The core building block of synchronization is through the above atomic instructions in architecture or hardware level. However, there are also issues which requires special software optimizations for more efficient synchronization implementations.

Test-test-and-set

For example, the above spinlock using test-and-set instruction will lead to high memory traffic in SMP systems. The problem is related to the cache coherent subsystem. Usually, in cache coherent protocol there are modified or eclusive state. The test-and-set instruction will constantly write to memory location from the cores acquiring the lock which will issue lots of invalid traffic to the core interconnect. Apparently, the CAS implementation of spinlock will reduce the coherence traffic. However, another way to mitigate the memory traffic for test-and-set is called test-test-and-set. The idea is load the locked variable first and spin if the locked variable is not zero without issuing the test-and-set instruction. So, during locking time, the locked variable will stay in shared state which doesn’t require memory traffic. Only when, the previous thread release the lock, other threads will issue the test-and-set instruction to compete the lock.
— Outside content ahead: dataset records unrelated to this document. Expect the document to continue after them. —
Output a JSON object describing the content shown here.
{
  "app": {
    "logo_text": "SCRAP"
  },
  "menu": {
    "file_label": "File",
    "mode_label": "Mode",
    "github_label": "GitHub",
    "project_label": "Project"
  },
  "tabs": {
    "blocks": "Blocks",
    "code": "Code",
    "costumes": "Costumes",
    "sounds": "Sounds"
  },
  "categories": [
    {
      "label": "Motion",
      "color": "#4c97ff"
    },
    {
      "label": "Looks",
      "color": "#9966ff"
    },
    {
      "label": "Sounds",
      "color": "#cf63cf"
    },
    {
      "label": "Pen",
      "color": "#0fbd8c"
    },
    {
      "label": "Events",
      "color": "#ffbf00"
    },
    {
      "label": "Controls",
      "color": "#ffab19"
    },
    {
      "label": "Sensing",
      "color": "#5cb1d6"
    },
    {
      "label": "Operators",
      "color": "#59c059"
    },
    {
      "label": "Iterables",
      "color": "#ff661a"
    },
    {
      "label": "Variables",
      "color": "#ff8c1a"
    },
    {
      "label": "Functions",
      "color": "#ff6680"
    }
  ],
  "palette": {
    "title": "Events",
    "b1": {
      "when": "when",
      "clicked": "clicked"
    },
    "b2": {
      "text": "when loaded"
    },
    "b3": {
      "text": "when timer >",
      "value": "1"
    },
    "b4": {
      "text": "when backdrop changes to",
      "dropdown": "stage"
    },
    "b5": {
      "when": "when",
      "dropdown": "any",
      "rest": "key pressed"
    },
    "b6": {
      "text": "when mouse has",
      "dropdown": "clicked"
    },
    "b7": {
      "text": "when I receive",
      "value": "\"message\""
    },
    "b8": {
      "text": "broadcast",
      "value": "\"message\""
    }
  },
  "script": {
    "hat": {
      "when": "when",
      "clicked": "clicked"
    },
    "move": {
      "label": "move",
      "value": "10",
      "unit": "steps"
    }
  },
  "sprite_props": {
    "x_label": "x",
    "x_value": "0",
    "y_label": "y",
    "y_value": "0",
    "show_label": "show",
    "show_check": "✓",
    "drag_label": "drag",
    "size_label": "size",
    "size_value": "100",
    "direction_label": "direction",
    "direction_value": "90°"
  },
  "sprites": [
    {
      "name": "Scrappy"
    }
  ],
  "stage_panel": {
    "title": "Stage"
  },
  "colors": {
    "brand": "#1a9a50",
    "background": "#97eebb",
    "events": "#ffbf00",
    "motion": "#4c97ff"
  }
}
The enhanced spinlock implementation is as follows:

void spin_lock(struct spinlock *lock)
{
        while (lock->locked || test_and_set(&lock->locked));
}

The following figure demonstrates the cache coherence state transition for spinlock acquire/release.


Figure 1 Cache coherence state transition for spinlock

Ticket spinlock

Another aspect of spinlock performance except for memory traffic is wait time (avoid of starvation). For the previous spinlock implementation, either using BTS or CAS, once the thread holding the lock exit the critical section, all the other threads will need to compete the same lock equally which may lead to one thread wait for lock for a long time in certain cases. To resolve this issue (guarantee fairness), we can use the FAA instruction to implement ticket spinlock.

struct spinlock {
    unsigned int next_ticket;
    unsigned int now_serving;
};


void lock(struct spinlock *lock)
{
    unsigned int my_ticket = fetch-and-add(lock->next_ticket);
    while (lock->now_serving != my_ticket);
}


void unlock(struct spinlock *lock)
{
    lock->now_serving++;
}

Array/Linkedlist based spinlock

The above ticket spinlock has a scalability issue. Releasing the lock need to modify the shared counting variable which will lead to heavy invalid traffic to the coherency subsystem. To solve this problem, we can use space trade off by let each CPU has its own cache line for indication of the lock. (there will be one counting shared variable, but only lead to 1 to 1 CPU communication). Below shows the example of how array based spinlock is implemented.

struct spinlock {
    unsigned int status[P]; // 0-locking, 1-wait
    unsigned int head;
};

unsigned int my_element
void lock(struct spinlock *lock)
{
    my_element = fetch-and-add(lock->head, 64);
    while (lock->status[my_element] == 1);
}


void unlock(struct spinlock *lock)
{
    lock->status[my_element] = 1;
    lock->status[my_element + 64] = 0;
}

On releasing the lock, there is only 1 invalid message passing from the thread releasing the lock and the next thread which will acquire the lock (much like the ticket spinlock).

Spinning vs Blocking

For larger granularity system level lock primitive such as mutex, monitor, etc. What it probably does is to spin first and then block (schedule through context switch). Unless you really know what you are doing (fast switching), using this hybrid approach can be both CPU efficient and high performance.